Tory MP tells struggling Brits to ‘cut back or get a better job’

April Curtin

Jake Berry being interviewed on Sky News

‘Go out there and get that new job,’ he said

Brits struggling to make ends meet amid the escalating cost of living crisis should get a better paid job or cut back on spending, a Tory MP has said.

Conservative party Chairman Jake Berry made the comments in an interview with Sky News Sophy Ridge on Sunday.

“People know when they get their bills, they can either cut their consumption or get higher salaries or higher wages and go out there and get that new job,” Berry said.

“That’s the approach the government is taking in trying to create growth,” he added.

Berry, who is MP for Rossendale and Darwen in Lancashire, confirmed he attended a champagne reception, where hedge fund bosses are said to have “egged on” Chancellor Kwasi Kwarteng to crack on with tax cutting plans.

But Berry dismissed these claims, stating: “I certainly didn’t hear him make those comments. I was there so I listened to what he said and what he talked about was his plan for growth.”

Berry claimed the event was not for hedge fund managers, although he said he knew at least one there. Instead, he said the event was actually for Tory donors and “Britain’s leading entrepreneurs” as part of the “normal drumbeat” of party fundraising events.

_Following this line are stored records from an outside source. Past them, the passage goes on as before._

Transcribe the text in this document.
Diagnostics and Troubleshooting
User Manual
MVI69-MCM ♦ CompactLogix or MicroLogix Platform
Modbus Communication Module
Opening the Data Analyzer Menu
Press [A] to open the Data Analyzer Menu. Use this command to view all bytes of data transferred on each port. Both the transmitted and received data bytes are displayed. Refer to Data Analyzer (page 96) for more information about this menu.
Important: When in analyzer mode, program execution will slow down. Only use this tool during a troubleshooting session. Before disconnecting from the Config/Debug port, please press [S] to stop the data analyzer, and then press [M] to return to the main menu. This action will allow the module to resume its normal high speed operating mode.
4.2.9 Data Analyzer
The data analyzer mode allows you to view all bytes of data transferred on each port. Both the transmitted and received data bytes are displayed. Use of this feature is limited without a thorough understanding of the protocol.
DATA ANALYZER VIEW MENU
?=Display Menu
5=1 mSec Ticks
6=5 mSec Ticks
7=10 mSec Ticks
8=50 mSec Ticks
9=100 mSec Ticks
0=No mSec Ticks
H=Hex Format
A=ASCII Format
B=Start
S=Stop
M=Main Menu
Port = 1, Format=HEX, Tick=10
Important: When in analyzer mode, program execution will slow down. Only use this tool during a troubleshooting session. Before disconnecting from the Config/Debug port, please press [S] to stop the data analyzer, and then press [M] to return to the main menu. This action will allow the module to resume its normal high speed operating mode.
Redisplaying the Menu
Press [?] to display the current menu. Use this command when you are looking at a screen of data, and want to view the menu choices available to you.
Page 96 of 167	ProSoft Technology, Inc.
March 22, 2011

Though the MP said people should be “lauded” for supporting political parties.

He said: “We often have drinks receptions for donors in the Conservative Party and in fact these people should be lauded because we don’t have public funding of political parties and these are people who go out and make money and donate to political parties in the same way as they do for the Labour Party and the Liberal Democrats.”

Berry argued that it was “nonsense” to say the tax cuts are helping the rich most, despite being shown a Resolution Foundation graph which clearly showed how higher earners benefit most under the government’s plans.

He shrugged off significant Labour leads in recent polls, suggesting they will look “very different” closer to the election, which he suggested could be in April 2024.